Sunday, December 18, 2011

Converting Email (EML) Files to PDF - Another (Partial) Try

Once before, I had converted individual email messages in EML format (from Thunderbird) to PDF format.  That had been a long and complicated process that I'd had to revisit a few weeks later.  It was now time to export some more emails from T-bird.  I decided to look for a simpler approach.

In the first stage of this inquiry, I was working with some EML files that had already been exported.  So this post starts halfway through the process.  The ordinary starting point, exporting emails from T-bird, appears later in this post.

Conversion Approaches

A thread gave me some ideas to play with.  It seemed that an EML, renamed to an HTM, could be opened in Internet browsers (e.g., Firefox) and also in editors (e.g.,  Microsoft Word, Wordpad).  Unfortunately, an email's header, containing the most recent sender, recipient, date, and subject information, was not inclined to print properly.  Some of the programs reviewed in the previous post would print the header with funky colors and other formatting stuff I didn't want.  Some would also produce tiny print.

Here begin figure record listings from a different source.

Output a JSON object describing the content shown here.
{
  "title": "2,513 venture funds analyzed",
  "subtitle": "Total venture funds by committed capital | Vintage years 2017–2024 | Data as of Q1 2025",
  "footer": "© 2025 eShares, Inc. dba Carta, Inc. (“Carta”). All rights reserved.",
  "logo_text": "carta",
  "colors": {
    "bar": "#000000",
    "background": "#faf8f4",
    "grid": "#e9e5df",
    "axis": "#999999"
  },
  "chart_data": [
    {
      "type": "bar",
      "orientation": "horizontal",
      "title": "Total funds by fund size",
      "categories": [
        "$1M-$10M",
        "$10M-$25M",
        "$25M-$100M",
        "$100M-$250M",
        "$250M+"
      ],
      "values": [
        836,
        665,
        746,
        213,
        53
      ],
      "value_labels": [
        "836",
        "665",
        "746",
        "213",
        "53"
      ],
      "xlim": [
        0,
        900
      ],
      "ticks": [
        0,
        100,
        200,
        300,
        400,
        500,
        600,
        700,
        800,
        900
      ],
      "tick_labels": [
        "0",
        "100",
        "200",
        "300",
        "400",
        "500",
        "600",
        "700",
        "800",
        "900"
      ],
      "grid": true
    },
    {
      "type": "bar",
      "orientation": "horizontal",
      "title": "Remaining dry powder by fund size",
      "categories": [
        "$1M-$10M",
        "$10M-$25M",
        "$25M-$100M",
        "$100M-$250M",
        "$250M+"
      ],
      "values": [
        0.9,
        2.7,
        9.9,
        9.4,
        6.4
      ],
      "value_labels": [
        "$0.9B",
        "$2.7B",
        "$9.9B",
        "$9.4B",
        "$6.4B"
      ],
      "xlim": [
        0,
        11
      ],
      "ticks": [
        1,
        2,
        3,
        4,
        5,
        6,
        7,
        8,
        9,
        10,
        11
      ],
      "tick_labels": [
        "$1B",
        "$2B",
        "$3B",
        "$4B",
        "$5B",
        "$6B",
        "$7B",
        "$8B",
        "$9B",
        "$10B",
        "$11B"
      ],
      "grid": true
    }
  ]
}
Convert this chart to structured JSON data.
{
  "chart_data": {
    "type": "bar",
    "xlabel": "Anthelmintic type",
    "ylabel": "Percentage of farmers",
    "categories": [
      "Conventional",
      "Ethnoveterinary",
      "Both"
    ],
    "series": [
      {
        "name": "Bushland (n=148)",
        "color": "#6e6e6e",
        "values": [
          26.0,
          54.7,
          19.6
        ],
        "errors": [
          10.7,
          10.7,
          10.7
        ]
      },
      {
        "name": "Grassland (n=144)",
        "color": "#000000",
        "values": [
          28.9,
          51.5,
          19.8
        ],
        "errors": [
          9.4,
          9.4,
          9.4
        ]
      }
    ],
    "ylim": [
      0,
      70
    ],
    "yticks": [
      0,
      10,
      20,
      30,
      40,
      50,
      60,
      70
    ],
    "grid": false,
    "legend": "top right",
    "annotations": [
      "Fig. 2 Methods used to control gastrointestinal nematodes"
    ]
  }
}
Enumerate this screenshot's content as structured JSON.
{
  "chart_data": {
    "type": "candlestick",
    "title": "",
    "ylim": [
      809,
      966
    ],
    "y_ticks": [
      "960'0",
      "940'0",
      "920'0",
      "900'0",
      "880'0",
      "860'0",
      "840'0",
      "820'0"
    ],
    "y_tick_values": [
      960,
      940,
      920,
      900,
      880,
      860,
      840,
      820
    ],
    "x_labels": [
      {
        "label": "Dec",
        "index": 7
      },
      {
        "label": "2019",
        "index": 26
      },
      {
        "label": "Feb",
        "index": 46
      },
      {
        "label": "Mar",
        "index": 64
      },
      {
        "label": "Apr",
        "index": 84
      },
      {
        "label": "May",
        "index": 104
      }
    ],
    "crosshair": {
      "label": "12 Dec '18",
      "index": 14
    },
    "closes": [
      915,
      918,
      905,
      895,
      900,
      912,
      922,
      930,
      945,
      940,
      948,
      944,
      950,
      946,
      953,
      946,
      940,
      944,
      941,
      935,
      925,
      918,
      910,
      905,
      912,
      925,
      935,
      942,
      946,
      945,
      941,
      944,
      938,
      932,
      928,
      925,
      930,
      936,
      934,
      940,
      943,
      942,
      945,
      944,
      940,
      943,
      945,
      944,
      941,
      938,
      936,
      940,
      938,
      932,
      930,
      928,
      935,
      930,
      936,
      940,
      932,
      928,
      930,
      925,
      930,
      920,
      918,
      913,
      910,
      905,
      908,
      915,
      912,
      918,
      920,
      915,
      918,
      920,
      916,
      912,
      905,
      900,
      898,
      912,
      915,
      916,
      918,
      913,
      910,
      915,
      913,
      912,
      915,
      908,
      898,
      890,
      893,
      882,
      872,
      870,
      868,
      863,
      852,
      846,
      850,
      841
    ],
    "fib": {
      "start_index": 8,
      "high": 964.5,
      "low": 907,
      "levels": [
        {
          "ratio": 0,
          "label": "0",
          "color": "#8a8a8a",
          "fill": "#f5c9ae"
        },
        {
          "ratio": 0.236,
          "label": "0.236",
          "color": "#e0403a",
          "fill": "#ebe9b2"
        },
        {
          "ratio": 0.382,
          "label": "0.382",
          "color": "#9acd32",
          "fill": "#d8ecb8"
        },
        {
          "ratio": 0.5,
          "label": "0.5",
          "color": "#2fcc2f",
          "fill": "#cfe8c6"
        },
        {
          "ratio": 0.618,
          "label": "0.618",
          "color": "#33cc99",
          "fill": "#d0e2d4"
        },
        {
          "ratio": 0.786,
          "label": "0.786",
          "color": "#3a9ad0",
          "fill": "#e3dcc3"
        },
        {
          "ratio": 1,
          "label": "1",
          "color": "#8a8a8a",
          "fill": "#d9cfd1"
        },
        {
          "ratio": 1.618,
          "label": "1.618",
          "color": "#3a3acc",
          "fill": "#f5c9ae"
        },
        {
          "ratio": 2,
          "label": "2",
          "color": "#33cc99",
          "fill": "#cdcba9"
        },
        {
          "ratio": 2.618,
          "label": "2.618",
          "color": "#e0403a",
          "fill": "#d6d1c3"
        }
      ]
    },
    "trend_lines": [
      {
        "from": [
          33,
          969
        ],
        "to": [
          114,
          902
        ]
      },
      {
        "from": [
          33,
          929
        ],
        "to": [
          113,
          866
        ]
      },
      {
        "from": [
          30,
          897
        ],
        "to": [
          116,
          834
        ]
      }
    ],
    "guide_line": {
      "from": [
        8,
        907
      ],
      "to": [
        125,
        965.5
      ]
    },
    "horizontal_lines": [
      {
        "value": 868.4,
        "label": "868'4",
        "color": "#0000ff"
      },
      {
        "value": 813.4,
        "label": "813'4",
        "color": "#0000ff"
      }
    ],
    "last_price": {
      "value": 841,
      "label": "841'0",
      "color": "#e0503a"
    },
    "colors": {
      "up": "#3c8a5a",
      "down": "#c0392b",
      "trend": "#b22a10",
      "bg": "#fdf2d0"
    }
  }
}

I was able to produce better-looking output by changing the EML to an HTM extension and opening it in Notepad.  At the end of each line in the header, and twice more after the header, I inserted <br /> and then saved it.  Now it would open in Firefox with a halfway decent appearance.  There were also some lines in the header that I wanted to remove, technical lines other than the customary To, From, Date, and Subject lines.

The question was how to automate these changes.  I saw that Notepad++ would do changes for all opened files, but I didn't want to have to open large numbers of emails.  I found indications that a one-line Perl command and also an editor called TexFinderX would change all occurrences of certain text within multiple documents, but I didn't want to change all occurrences.  I wanted to change the first occurrence of "From:" to be "<br />From:" and likewise with Date and Subject, and I wanted to make other changes as well.

A search led to another Perl command that would apparently perform at least some of these tasks.  It was tempting to try to pick up enough Perl fluency to make that command work.  I decided, though, that it would be better to start by learning Perl more thoroughly (someday), so as to have a clearer understanding of what this command might or might not be doing inside some large number of files.  The search led, similarly, to various SED and AWK commands, with the same reservations on my end.

For some reason, it felt safer to use a utility programmed to achieve the same thing as those command-line approaches, even though I would still not be able to see what was being changed.  Maybe it was just reassuring to think that someone with programming knowledge was trying to solve the problem.  It helped to find a Gizmo recommendation for ReplaceText (formerly BK ReplaceEm).  My faith was shaken, however, when I saw that the Gizmo recommendation, dated October 17, 2011, was pointing to a webpage that said ReplaceText was no longer supported and "has known problems with some Windows 7 installations."  Not the end of the world, but also not ideal.  Gizmo's second recommendation was A.F.9, which appeared to have been last updated in 2002.  It seemed I might have to come up with some other approach.

Dealing with Headers

Another problem I was dealing with was that not all emails had the same kind of header.  Some had at least a dozen lines, with references to things like "X-Message-Delivery," where others had a smaller set of header lines.  It appeared that a fully automated approach could easily make a mess.  I noticed, for instance, that the Birdie conversion program would just run multiple lines together, in files with some kinds of headers.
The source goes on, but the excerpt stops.